# Videos AWDF 2011



## Tim Scheller (Jul 6, 2011)

Hello,

some impressions of the AWDF championship 2011 and many other championship videos on www.working-dog.eu

http://www.working-dog.eu/meisterschaft-details/1497/22.-AWDF-Championship-2011

Special thanks to Shelly!

Have fun=D>


----------



## Laura Bollschweiler (Apr 25, 2008)

Hey, look, I'm famous. i'm surprised more people didn't allow Shelly to put up vids. If *I* can do it, then anybody can. 

I like their ranking system. I moved up a couple places over people who scored higher than me.

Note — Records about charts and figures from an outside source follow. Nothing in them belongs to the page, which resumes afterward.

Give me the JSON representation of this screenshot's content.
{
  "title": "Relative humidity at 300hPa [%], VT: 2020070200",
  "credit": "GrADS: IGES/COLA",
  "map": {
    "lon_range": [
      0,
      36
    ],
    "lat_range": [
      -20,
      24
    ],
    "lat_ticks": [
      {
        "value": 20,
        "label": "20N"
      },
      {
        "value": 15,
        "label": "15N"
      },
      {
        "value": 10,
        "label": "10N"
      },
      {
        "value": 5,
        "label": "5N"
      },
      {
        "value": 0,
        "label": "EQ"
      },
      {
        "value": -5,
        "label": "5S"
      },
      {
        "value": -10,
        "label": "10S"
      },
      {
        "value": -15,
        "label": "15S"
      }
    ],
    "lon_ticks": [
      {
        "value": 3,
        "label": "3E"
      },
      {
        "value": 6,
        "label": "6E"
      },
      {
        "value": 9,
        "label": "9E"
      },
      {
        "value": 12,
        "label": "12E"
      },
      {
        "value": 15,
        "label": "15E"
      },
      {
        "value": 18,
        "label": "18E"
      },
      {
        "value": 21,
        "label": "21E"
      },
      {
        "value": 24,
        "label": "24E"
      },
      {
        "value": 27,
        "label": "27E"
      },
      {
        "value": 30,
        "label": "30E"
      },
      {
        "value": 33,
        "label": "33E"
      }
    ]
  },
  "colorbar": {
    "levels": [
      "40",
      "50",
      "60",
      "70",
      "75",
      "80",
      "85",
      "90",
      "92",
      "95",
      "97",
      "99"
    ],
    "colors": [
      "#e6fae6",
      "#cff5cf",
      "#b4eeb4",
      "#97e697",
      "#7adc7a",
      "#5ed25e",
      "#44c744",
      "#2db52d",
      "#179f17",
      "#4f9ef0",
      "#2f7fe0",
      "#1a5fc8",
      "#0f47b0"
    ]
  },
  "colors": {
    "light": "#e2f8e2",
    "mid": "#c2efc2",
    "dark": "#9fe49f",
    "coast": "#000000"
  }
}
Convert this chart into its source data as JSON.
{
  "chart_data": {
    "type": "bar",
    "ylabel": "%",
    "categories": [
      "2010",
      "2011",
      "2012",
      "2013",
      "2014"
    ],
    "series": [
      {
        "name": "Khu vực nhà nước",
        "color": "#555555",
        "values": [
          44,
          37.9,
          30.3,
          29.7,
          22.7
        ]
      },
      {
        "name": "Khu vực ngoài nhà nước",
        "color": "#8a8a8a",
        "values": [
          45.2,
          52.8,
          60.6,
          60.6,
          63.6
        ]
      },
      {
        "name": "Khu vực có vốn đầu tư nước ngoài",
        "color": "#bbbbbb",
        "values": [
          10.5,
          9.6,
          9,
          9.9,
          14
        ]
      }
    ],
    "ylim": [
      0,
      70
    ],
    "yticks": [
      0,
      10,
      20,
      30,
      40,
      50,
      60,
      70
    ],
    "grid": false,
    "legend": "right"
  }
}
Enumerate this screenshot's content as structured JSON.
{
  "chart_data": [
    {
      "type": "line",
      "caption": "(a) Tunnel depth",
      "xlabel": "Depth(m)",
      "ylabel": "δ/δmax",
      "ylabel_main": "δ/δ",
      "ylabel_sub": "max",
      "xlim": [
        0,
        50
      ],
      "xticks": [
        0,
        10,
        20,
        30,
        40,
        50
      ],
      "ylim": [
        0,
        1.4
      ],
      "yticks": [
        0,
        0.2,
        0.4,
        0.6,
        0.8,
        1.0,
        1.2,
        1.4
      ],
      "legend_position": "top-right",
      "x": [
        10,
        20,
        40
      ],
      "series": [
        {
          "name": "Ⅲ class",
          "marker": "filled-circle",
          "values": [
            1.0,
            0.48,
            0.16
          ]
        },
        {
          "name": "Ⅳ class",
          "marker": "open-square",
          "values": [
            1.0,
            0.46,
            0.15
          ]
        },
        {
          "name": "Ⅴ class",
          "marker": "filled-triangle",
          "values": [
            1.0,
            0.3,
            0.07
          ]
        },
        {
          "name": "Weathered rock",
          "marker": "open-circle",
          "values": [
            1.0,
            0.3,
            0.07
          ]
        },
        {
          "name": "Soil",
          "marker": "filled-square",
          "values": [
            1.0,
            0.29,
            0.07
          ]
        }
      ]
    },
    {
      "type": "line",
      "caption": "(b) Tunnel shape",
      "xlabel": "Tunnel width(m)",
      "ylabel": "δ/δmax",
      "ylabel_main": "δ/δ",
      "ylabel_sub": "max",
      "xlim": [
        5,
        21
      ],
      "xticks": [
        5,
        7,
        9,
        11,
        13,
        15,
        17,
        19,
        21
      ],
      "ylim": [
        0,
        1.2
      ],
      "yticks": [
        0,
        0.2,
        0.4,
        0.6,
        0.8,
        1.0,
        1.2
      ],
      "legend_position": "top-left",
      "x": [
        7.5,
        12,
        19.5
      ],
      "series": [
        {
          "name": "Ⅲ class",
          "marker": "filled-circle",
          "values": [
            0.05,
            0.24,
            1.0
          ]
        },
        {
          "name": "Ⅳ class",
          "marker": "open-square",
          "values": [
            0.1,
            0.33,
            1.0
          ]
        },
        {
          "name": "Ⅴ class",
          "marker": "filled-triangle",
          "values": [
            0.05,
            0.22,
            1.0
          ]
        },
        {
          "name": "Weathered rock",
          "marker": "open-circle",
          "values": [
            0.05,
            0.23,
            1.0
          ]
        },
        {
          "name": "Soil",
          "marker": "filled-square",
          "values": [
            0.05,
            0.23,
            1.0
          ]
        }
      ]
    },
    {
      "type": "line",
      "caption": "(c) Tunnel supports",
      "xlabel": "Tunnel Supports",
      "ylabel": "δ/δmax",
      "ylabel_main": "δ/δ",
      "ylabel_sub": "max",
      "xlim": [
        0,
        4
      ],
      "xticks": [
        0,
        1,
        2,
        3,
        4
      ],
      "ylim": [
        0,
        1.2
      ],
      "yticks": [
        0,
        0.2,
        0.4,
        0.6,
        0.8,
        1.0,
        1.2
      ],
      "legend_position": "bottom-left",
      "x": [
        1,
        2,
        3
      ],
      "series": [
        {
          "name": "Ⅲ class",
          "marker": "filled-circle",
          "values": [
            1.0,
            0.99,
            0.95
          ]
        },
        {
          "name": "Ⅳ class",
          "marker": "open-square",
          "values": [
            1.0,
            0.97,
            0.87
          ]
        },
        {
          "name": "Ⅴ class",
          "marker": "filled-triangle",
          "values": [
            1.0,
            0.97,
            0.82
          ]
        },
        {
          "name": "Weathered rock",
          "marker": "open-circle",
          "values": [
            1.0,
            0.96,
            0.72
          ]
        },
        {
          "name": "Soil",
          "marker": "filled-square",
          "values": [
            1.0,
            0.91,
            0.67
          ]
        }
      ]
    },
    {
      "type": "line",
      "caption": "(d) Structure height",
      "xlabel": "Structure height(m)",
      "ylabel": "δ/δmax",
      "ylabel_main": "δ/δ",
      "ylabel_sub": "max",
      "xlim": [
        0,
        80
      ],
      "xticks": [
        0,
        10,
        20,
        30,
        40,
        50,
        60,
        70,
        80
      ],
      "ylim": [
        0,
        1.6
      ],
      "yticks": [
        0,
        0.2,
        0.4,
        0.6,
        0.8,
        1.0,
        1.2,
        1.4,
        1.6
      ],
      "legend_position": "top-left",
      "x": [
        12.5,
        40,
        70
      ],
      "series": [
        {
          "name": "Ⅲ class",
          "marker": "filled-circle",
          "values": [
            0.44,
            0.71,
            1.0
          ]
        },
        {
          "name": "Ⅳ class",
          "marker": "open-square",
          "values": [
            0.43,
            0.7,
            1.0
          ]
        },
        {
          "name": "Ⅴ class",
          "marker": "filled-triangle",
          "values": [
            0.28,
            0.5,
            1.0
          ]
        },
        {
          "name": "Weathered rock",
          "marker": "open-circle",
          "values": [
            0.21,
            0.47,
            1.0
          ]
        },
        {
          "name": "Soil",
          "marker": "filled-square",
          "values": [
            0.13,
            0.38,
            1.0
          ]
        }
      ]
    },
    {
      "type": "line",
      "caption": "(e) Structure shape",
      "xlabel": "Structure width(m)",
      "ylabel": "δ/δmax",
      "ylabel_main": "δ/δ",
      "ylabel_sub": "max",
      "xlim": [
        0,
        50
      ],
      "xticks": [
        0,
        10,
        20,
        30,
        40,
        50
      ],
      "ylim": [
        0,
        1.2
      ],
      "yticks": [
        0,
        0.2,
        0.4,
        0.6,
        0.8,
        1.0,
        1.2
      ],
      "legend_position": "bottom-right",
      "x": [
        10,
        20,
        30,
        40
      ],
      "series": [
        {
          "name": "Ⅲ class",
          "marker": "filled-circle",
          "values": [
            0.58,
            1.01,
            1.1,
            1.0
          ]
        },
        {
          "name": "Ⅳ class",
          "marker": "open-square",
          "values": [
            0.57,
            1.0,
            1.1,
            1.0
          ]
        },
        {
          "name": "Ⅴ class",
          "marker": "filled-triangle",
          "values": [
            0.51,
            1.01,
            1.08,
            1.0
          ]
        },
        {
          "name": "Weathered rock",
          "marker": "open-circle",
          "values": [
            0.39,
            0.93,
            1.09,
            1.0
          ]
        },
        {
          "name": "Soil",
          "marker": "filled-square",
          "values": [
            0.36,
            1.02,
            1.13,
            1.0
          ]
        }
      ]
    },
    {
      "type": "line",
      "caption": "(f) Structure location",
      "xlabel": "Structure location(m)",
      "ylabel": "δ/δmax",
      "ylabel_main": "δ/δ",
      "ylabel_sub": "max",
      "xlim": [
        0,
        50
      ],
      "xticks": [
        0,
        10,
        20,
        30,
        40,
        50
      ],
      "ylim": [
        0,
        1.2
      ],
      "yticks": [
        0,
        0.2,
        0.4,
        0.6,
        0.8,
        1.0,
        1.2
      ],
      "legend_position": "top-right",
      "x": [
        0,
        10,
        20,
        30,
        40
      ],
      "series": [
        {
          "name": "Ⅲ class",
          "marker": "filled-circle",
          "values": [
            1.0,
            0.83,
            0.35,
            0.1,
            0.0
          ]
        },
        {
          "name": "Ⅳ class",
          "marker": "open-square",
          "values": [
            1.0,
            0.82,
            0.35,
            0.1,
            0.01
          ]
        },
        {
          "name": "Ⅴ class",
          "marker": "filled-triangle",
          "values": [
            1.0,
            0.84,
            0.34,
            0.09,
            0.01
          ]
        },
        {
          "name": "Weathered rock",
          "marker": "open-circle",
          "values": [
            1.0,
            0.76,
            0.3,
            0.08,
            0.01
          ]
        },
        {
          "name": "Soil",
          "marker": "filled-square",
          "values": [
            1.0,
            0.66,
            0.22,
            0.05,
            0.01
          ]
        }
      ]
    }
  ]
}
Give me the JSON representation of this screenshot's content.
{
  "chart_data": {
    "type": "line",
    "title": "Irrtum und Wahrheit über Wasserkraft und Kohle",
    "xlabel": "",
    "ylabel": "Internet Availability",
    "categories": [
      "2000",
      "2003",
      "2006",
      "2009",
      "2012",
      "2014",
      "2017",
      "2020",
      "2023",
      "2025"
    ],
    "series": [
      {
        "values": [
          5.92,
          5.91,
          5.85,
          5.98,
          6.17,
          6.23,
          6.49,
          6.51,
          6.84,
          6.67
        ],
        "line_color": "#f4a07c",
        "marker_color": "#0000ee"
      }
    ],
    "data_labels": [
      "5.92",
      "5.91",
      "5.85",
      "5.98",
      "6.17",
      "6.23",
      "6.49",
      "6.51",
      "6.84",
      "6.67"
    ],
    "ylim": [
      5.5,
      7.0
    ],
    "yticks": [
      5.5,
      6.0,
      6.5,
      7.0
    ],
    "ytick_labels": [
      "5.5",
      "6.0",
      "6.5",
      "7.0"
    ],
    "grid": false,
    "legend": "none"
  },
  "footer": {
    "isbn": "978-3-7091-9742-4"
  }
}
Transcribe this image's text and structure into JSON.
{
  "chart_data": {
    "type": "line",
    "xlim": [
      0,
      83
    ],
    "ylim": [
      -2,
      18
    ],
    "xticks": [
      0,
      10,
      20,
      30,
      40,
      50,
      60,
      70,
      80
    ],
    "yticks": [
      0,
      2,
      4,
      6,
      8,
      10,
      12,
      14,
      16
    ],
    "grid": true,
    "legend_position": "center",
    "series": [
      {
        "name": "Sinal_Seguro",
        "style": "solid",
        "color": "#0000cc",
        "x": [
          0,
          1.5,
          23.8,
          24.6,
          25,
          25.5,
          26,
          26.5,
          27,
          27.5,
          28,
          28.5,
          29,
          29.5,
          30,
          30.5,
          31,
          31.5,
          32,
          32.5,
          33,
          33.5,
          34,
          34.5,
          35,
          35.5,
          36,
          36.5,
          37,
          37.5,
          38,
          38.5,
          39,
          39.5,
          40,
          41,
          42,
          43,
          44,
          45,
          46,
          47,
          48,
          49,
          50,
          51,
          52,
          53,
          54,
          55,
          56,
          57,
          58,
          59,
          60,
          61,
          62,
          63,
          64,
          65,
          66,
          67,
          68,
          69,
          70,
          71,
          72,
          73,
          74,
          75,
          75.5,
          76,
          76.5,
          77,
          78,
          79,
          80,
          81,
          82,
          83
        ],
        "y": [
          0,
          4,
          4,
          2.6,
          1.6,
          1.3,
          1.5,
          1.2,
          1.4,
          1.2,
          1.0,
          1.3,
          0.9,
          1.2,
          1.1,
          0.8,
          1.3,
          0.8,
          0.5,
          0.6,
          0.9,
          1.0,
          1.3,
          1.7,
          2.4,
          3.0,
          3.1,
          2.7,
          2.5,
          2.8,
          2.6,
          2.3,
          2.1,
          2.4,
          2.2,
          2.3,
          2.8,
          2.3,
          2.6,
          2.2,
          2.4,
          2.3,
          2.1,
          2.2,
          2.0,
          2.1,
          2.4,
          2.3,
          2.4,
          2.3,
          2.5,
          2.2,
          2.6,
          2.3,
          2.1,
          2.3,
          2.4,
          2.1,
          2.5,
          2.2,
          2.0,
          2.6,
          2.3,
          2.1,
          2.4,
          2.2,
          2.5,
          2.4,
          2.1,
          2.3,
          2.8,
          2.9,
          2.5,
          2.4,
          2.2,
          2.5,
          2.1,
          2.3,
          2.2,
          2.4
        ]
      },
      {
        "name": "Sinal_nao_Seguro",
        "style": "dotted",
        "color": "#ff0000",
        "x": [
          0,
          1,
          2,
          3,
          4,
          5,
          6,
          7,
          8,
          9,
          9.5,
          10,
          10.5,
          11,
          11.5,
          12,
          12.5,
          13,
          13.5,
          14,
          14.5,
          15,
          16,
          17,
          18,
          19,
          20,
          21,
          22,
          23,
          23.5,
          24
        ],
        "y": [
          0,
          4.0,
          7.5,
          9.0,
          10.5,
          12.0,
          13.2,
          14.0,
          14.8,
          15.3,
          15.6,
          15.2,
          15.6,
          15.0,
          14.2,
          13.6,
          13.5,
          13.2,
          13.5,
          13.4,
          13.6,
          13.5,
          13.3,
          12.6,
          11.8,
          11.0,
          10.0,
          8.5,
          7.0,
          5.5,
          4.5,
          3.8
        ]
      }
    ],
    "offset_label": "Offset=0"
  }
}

Let's use that system from now on if it benefits me. 

Thanks!

Laura


----------



## Shelly Timmerman (Apr 5, 2009)

Laura Bollschweiler said:


> Hey, look, I'm famous. i'm surprised more people didn't allow Shelly to put up vids. If *I* can do it, then anybody can.
> 
> I like their ranking system. I moved up a couple places over people who scored higher than me.
> 
> ...


 
Just saw this Laura...and hopefully folks will like what they see and at future events I'll get even more folks to sign the release..


----------



## Thomas Barriano (Mar 27, 2006)

Laura Bollschweiler said:


> Hey, look, I'm famous.
> I like their ranking system. I moved up a couple places over people who scored higher than me.
> 
> Let's use that system from now on if it benefits me.
> ...


Hi Laura

And when the new ranking systems stops benefiting you.
I think we should stop using it ;-)


----------